You can explain the "effect" of tanh at any level of abstraction you like, up to including describing things that happen in Semantic Space itself, but my description of what tanh is doing is 100% accurate in the context I used it. All it's doing is squashing a number down to below one. My understanding of how the Perceptron works is fully correct, and isn't missing any details. I've implemented many of them.

beckhamc · on Oct 4, 2024

Your description of tanh isn't even correct, it squashes a real number to `(-1, 1)`, not "less than one".

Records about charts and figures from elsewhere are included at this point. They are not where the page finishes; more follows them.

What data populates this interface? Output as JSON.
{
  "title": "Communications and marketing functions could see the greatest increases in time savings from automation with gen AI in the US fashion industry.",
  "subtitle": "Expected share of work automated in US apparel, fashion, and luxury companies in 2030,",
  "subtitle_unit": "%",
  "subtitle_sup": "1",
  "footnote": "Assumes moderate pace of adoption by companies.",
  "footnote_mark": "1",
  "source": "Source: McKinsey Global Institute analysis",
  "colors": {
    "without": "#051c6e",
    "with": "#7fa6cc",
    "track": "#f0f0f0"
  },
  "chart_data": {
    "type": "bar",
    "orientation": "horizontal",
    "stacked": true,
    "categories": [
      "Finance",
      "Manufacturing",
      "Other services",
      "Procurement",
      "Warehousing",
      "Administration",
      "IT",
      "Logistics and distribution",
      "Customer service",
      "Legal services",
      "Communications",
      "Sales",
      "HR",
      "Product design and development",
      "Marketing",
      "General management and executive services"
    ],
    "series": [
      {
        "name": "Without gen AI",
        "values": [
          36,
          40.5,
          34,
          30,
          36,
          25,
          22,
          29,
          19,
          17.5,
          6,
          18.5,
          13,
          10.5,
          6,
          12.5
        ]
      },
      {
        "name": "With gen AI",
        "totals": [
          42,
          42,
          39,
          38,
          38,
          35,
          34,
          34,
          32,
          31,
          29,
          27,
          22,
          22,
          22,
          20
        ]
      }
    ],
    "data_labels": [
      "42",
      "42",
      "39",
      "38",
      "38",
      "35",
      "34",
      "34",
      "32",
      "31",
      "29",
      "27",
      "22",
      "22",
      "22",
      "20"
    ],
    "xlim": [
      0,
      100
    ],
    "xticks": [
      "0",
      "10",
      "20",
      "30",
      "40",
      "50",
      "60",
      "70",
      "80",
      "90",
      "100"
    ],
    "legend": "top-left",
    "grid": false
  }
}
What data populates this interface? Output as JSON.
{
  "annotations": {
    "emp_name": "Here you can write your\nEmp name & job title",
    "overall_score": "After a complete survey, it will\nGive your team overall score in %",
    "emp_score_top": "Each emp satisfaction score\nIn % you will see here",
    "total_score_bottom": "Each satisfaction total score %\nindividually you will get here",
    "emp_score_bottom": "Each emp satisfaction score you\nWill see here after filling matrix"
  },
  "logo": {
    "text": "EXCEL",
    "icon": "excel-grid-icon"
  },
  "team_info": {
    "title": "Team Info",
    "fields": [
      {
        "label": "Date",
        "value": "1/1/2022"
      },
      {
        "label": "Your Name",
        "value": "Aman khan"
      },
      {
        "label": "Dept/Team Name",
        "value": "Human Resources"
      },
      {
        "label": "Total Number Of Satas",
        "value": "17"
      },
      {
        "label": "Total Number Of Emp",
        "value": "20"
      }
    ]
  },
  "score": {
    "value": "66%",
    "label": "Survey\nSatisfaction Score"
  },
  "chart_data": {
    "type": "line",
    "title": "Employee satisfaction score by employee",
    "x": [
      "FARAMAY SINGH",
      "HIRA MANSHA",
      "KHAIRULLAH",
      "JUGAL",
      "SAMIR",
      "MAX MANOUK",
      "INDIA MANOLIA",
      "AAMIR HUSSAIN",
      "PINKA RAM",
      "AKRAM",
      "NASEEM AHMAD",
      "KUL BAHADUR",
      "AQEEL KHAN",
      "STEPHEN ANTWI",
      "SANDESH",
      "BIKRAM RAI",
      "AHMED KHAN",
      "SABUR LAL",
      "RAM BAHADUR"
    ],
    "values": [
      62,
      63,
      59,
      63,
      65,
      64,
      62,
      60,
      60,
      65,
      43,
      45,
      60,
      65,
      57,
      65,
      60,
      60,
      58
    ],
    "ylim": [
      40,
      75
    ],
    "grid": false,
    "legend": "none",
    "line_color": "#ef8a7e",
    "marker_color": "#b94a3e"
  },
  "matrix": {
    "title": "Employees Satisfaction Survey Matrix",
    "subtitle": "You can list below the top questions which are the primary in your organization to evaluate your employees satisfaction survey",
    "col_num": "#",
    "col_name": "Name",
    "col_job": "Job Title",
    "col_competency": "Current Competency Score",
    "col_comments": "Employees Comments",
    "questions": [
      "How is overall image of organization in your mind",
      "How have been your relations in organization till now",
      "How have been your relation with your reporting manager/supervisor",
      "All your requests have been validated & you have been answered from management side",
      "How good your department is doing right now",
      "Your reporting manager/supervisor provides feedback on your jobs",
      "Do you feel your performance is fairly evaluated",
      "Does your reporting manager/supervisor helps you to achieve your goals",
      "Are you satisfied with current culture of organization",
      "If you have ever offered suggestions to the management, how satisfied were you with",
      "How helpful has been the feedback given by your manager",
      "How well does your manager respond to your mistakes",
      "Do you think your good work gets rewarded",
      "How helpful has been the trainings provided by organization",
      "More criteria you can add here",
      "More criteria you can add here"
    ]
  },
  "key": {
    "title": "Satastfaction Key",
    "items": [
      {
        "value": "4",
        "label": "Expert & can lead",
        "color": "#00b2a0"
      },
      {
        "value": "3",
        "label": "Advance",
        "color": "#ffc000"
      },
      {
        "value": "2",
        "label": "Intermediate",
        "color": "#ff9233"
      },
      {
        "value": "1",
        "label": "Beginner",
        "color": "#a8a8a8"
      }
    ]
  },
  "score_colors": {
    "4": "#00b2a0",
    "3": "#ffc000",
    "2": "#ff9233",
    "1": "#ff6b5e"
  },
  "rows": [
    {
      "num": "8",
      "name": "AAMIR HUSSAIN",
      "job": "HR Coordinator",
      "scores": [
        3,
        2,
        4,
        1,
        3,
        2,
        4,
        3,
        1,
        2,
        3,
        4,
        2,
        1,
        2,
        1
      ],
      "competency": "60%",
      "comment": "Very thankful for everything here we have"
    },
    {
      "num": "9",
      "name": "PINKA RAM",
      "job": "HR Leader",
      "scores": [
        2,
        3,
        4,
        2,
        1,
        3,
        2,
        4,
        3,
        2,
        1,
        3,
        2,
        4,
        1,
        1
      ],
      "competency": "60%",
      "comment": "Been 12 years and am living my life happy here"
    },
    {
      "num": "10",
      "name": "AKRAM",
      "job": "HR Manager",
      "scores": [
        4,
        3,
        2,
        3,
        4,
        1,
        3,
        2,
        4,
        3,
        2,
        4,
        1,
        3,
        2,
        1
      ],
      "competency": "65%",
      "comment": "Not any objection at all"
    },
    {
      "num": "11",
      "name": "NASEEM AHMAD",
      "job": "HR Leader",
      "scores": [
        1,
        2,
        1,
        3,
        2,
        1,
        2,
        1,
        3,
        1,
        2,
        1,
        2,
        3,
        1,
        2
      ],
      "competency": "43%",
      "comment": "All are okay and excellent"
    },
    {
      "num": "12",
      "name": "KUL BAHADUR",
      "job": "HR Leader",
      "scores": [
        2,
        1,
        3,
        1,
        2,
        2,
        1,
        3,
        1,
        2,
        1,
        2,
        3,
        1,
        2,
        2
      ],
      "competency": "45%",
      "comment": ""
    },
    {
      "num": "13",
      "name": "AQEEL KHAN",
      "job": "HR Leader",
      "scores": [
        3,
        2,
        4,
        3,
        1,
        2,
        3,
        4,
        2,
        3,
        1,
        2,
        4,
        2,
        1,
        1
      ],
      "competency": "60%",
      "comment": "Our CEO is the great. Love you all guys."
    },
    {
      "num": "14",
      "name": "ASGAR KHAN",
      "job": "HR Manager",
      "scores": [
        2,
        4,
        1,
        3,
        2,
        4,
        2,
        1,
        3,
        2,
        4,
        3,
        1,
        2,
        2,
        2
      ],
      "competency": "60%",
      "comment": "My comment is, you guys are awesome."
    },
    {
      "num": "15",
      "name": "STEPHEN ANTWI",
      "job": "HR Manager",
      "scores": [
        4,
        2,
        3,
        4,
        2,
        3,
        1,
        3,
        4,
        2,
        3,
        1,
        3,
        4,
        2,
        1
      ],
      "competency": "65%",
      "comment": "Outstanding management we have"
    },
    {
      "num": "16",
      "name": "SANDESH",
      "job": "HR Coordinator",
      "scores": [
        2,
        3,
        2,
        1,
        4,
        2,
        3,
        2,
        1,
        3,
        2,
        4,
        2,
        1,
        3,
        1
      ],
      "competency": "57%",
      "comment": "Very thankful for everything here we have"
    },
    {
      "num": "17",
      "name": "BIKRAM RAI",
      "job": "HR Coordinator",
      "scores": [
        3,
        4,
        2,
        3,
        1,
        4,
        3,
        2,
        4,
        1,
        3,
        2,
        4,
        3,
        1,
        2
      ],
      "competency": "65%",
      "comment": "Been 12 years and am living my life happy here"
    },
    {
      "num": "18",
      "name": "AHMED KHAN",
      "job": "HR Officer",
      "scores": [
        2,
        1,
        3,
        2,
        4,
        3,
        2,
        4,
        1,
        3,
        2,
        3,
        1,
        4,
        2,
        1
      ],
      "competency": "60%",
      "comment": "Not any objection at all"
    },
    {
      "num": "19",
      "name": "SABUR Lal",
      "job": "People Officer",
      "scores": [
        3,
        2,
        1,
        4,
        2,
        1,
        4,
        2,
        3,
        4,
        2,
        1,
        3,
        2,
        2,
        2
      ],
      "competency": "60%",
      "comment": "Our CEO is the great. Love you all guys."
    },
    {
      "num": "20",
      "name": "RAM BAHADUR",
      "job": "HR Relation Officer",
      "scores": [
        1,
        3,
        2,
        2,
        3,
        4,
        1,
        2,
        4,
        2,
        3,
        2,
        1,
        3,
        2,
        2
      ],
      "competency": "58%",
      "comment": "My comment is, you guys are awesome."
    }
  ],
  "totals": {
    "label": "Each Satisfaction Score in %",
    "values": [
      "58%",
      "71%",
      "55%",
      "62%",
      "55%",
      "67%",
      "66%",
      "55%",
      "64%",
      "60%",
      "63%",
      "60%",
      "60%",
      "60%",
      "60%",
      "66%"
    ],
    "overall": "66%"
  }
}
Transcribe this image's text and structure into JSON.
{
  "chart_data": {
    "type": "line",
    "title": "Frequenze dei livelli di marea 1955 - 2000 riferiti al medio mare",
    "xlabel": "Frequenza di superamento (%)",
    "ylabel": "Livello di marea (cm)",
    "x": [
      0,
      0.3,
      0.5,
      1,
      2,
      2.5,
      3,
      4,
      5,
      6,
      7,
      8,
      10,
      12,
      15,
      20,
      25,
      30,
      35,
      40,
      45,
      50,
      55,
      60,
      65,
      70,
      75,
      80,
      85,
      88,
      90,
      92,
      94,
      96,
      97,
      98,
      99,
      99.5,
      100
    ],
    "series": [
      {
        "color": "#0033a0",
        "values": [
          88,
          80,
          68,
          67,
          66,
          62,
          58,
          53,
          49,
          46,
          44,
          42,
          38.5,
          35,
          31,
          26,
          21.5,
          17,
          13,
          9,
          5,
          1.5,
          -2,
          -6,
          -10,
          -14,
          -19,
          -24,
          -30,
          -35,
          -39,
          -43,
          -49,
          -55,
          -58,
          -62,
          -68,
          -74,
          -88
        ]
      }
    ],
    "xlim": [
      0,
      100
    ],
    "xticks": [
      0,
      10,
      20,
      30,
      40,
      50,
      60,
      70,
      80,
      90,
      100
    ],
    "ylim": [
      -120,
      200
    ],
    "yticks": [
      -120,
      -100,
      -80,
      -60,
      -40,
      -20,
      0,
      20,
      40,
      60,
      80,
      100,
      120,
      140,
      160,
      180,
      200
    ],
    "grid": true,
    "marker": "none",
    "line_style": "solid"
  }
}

You're curious about whether there is gain in parameterising activation functions and learning them instead, or rather, why it's not used much in practice. That's an interesting and curious academic question, and it seems like you're already experimenting with trying out your own kinds of activation functions. However, people in this thread (including myself) wanted to clarify some perceived misunderstandings you had about nonlinearities and "why" they are used in DNNs. Or how "squashing functions" is a misnomer because `g(x) = x/1000` doesn't introduce any nonlinearities. Yet you continue to fixate and double down on your knowledge of "what" a tanh is, and even that is incorrect.

quantadev · on Oct 4, 2024

When discussing `tanh squashing` among other AI experts it's generally assumed that even the most pedantic and uncharitable parsing of words won't be able to misinterpret "smashing to less than one" as an incorrect sentence fragment, because the "one", in that context, obviously refers to distance from zero.